The ritual began with a land acknowledgment, followed by reading aloud from the collectively authored Haggadah, a book which established the Seder’s order of events, before dinner was served. The almost four dozen attendees were each allowed to participate in the reading of alternating lines punctuated by guided rituals.
The Haggadah used reflected the progressive ideals of the involved organizations. Along with more traditional sentiments, the questions and statements in it involved discussions of current conflicts, specifically the closing of the al-Aqsa mosque in Jerusalem, a consequence of the war with Iran.
Readers explored ideas relating to Jewish identity in the context of the Israel-Palestine conflict, referring to the creation of an ethnostate as a reversal of roles and reading symbolic questions from the Haggadah, including “Who is truly welcome at our table, who is missing and why?”
Autumn Cook, a graduate student studying chemistry at the University, discussed the significance of this type of solidarity within the campus community. Cook described difficulties finding like-minded people in Illini Hillel and Chabad, two Jewish community centers on campus.
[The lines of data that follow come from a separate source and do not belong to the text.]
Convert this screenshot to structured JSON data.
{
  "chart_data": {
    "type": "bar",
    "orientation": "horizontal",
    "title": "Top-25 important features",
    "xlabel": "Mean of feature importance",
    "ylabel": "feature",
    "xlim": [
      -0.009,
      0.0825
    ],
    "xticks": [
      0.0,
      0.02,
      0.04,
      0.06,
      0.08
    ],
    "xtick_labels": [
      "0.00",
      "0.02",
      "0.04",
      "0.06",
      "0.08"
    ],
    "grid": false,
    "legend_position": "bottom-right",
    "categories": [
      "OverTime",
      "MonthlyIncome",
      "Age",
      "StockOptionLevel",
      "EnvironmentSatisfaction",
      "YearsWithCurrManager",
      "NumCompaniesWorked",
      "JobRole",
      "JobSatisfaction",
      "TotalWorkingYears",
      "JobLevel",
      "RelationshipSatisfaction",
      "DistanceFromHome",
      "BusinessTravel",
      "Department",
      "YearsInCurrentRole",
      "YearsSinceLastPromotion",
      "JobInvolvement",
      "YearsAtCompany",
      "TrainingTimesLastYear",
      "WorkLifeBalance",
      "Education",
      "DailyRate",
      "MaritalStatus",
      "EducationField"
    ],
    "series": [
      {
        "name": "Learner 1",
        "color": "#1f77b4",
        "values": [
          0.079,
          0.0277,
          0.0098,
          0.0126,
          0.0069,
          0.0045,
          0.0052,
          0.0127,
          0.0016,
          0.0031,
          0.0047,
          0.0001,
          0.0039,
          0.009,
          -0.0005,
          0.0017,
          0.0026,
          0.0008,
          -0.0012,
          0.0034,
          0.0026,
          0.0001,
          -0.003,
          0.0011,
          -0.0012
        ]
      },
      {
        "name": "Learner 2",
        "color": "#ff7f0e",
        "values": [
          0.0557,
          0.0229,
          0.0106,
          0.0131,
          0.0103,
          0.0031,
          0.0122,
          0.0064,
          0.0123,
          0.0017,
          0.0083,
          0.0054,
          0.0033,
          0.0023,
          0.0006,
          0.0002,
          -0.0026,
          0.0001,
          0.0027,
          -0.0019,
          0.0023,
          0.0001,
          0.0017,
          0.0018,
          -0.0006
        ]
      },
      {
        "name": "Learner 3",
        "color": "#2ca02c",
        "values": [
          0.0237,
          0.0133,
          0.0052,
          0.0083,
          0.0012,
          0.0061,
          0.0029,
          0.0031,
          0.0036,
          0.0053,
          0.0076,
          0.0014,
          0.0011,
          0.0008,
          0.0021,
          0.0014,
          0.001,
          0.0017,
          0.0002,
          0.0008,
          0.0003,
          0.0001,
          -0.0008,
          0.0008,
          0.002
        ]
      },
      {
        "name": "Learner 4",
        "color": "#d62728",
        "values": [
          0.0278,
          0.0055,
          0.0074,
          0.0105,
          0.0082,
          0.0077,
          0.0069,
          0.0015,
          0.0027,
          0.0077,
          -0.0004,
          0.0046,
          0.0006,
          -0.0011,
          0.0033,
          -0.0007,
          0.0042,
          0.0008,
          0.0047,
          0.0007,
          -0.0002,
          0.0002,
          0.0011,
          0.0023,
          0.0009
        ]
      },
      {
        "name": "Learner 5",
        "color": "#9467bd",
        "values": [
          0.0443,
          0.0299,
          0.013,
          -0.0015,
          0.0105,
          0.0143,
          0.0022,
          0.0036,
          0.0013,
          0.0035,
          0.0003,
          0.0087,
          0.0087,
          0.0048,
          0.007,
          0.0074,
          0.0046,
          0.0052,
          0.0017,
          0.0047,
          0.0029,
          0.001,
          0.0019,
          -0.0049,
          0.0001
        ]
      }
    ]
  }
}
“It is sometimes very hard to find community amongst other Jews that are anti-Zionist,” Cook said. “In my own opinion of how I see myself as a Jew and how I see Judaism, what Israel is doing is abhorrent, and I think as Jews, it is our responsibility to speak up against that and to try to strive for the liberation of everyone, especially the Palestinians.”
Overall, the Seder aimed to foster community between those who shared the beliefs of the organizers through its rituals and communal blessings, embodying the interfaith aspect of the event.
“It’s hard to find community,” Cook said. “But we make the community that we can’t find.”